US, ca.1975, 16mm, color, sound, 3′

“The existence of good bad literature – the fact that one can be amused or excited or even moved by a book that one’s intellect simply refuses to take seriously – is a reminder that art is not the same thing as cerebration.” (George Orwell, quoted here without the permission of the filmmaker)

Chris Langdon
The Last Interview With P. Passolini

US, 1975, 16mm, b/w, sound, 6min’

“I’ve never wanted to make a conclusive statement. I’ve always posed various problems and left them open to consideration.” (Pier Paolo Pasolini) Revisionist history? Wish fulfillment? Mockery? Homage? Outrage? Effigy? Satire? Art assassination? “Non capisco.” (P. Passolini)

Klaus Wyborny
Kiss of Death

DE, 1974, Super 8 on video, colour, silent, 3’50”

A compact version of Henry Hathaway’s 1947-movie, refilmed during a 1973-television broadcast with a super 8 camera: 4 or 5 frames from each shot, so that the narrative editing strategies of the whole movie become apparent within 4 minutes. Part of K. Wyborny’s 90-minute film Elementary Film History (1974) and of his 25-minute art-gallery installation Histoire du Cinéma (2004). “I’ve always been very interested in the narrative. My cinema has to do with stretching the narrative until it kind of collapses. I care about the structures, about what they do to one’s mind. Maybe this is being analytical. But I analyze the time structures while I proceed in building them. Structure in itself doesn’t interest me. I am interested only in specific ones which then I kind of try to analyze.” (Klaus Wyborny)

Peter Kubelka
Unsere Afrikareise

AT, 1966, 16mm, colour, sound, 13’

In 1961 Kubelka was hired to document the African Safari of a group of European tourists. Afterwards he hijacked the recorded material and edited it into an analysis of the many layers of violence present in the hunt, the gaze of the hunters and the film itself. The fragmentary and asynchronic montage of images and sounds generates a multitude of connections and associations which, in their turn, evoke a number of metaphorical interpretations. “For me, Afrikareise is, in its own genre, the most intense sound film that exists. Sound and images are in synch like in nature (even if it isn’t about the natural sound of something). The sound becomes the acoustic portrait of the visual action.” (Peter Kubelka)
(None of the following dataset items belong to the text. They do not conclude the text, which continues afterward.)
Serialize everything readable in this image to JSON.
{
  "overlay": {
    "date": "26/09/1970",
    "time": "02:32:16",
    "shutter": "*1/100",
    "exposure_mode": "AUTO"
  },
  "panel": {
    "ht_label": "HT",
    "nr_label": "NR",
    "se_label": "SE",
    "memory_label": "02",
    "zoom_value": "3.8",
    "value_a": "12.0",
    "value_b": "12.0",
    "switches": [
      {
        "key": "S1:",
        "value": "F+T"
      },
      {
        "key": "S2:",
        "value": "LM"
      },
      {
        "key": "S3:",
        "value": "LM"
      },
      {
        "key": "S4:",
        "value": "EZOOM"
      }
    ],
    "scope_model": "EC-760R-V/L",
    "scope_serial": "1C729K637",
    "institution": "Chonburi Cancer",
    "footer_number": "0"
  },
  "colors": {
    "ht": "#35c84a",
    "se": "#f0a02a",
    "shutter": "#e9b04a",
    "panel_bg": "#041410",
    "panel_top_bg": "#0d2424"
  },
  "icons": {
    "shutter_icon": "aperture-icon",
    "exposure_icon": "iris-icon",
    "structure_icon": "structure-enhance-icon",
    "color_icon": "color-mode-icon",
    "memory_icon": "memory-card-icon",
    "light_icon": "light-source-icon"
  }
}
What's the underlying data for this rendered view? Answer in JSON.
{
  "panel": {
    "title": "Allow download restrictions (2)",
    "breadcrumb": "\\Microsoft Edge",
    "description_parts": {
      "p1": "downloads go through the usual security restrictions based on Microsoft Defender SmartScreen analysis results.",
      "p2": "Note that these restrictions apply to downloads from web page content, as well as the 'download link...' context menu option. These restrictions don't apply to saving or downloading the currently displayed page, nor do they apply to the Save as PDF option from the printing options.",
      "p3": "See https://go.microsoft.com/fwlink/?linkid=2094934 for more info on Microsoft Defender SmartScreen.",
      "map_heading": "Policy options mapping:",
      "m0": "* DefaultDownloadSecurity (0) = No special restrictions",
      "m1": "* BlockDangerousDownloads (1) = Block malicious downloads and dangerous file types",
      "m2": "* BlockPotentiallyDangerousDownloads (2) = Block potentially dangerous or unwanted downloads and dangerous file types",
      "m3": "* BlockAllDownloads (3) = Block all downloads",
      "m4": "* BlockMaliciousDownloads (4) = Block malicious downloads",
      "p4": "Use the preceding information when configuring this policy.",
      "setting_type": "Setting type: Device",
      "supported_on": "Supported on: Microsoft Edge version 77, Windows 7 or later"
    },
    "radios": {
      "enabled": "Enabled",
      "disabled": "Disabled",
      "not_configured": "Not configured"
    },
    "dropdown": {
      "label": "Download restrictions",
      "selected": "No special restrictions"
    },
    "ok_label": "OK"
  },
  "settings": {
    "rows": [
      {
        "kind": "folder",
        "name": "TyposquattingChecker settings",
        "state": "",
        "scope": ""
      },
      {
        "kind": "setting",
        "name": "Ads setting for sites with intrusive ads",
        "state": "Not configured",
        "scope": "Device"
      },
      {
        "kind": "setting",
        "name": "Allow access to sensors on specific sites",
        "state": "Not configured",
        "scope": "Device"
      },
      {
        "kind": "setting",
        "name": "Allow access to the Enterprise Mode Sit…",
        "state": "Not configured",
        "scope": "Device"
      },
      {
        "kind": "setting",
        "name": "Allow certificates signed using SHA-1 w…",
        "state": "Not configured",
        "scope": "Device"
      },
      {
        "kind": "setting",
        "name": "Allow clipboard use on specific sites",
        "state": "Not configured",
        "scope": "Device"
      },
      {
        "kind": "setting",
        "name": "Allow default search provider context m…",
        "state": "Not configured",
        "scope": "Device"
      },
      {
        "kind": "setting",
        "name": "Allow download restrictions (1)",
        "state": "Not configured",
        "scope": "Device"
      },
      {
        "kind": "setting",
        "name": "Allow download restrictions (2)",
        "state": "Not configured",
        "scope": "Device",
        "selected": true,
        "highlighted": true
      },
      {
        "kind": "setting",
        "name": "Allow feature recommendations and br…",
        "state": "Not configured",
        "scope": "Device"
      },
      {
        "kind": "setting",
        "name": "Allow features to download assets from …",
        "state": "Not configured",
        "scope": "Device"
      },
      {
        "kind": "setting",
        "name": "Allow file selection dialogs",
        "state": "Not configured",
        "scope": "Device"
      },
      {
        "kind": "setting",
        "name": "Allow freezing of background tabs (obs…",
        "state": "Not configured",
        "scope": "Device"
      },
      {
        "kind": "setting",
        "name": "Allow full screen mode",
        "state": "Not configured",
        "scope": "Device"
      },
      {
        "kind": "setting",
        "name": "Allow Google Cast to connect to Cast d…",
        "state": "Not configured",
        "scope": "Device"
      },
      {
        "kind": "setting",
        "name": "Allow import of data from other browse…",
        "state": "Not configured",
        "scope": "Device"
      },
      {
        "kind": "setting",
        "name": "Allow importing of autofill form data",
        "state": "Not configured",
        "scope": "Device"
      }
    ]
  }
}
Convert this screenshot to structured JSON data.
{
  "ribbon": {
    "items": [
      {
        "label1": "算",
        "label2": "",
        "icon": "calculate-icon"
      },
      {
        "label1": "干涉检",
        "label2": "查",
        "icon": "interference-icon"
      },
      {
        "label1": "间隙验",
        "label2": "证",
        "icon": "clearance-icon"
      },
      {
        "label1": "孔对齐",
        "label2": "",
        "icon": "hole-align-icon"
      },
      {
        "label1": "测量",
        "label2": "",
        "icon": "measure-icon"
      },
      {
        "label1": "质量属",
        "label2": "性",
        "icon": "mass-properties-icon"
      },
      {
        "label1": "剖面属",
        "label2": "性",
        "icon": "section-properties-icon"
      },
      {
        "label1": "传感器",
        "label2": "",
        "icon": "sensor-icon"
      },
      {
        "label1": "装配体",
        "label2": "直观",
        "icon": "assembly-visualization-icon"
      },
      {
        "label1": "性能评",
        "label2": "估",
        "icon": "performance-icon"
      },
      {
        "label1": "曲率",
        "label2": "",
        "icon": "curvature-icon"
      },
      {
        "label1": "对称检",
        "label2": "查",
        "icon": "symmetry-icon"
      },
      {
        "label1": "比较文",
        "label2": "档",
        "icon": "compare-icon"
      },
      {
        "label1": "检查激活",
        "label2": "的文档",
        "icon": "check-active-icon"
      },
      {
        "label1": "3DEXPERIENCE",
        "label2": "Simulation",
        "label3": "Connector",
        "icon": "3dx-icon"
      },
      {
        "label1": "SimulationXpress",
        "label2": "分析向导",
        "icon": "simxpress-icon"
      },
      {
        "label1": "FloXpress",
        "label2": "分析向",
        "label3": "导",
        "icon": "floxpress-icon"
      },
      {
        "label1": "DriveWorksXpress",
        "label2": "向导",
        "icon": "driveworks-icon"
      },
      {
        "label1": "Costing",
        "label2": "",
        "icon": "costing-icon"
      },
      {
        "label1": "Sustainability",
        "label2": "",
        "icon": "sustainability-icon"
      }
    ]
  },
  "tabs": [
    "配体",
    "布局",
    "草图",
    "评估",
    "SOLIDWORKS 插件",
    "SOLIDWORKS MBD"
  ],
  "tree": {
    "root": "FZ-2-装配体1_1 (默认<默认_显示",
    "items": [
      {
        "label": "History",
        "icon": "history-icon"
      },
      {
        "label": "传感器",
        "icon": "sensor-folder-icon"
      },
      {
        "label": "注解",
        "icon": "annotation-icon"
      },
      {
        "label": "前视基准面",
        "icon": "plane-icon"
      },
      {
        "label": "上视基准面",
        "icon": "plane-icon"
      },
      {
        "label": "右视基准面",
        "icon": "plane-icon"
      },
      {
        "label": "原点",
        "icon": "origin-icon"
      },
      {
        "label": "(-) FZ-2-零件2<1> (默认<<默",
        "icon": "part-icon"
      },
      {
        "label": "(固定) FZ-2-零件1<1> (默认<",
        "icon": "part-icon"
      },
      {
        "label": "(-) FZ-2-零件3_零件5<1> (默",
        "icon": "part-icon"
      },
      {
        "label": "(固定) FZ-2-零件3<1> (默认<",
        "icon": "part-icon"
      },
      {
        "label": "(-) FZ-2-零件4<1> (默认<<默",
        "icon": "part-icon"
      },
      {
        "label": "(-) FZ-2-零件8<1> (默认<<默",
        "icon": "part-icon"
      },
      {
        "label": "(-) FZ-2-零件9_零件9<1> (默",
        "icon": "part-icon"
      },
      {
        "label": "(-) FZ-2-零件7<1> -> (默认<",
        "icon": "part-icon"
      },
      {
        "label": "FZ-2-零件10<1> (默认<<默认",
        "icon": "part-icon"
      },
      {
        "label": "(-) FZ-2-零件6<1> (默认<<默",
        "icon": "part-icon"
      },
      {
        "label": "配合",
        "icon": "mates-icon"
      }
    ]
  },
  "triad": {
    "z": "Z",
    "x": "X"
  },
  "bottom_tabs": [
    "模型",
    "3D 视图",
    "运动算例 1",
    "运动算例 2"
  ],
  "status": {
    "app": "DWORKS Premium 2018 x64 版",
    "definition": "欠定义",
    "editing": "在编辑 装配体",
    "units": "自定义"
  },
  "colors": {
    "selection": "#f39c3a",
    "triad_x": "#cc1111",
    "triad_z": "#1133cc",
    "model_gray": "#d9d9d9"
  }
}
Thom Andersen & Malcolm Brodwick
— ——- (aka short line long line)

US, 1966-67, 16mm, colour, sound, 11’

“I consider Thom and Malcolm’s film to be groundbreaking in its brilliant demonstration of the power of a rule to construct a film that unifies shots taken at different times and places. And it also noteworthy for the new model of the documentary film that it proposes. In describing his film as a parody of montage, Thom is being too modest, if not deliberately misleading. The brilliance of — ——- is that it refuses the power of montage as that idea has been conventionally understood, only to rediscover its power in a different form, on a new plane.” (Morgan Fisher)

Harun Farocki
Ein Bild

DE, 1983, 16mm, colour, sound, 25′

“My film takes its material from the situation that people work for four days on an image that is supposed to be published in the centerfold of the Playboy magazine. The naked woman in the centerfold is like a sun with a revolving system around it: Culture, business, living! (You cannot see or film into the sun). One can imagine that people who have to produce an image of such gravitational force have to do it with the same diligence, seriousness, and responsibility, as if they were involved in nuclear fission. Today, printing companies and publishing houses, the advertisement business, hotels and clubs, galaxies of millions of Dollars, a whole commercial cosmos circle around the naked girl in the centerfold of the Playboy magazine; every month, a new girl takes center stage. A single point has no expansion and is invisible. That is what we have filmed.” (Harun Farocki)

Daniele Huillet, Jean-Marie Straub
Einleitung zu Arnold Schoenbergs Begleitmusik zu einer Lichtspielscene

DE/FR, 1972, 16mm on video, colour, sound, 17′

In the scores of his dramas and his operas Arnold Schönberg generally describes in detail how everything should happen on the stage. But in the score of the Accompaniment to a Cinematograph Scene (1929-1930), there are only four words : “Threatening, danger, fear, catastrophe.” The interpretation of Straub and Huillet revolves around the uneasiness that Schönberg felt at the rise of anti-semitism in Germany, which violently burst out during World War II. They quote from a series of letters that Schönberg wrote to Wassily Kandinsky in 1923, as well as a speech by Bertold Brecht in 1935. “For Straub and Huillet, Nazism is a central event. But yet, in their films they never use images taken inside of Nazism. Why ? Maybe because they believe that artists’ responsibility is to create their own image, daring and contemporary, of their anti-Nazism rather than conduct a so-called critical and distanced montage of images taken by Nazi cameramen”. (Serge Daney).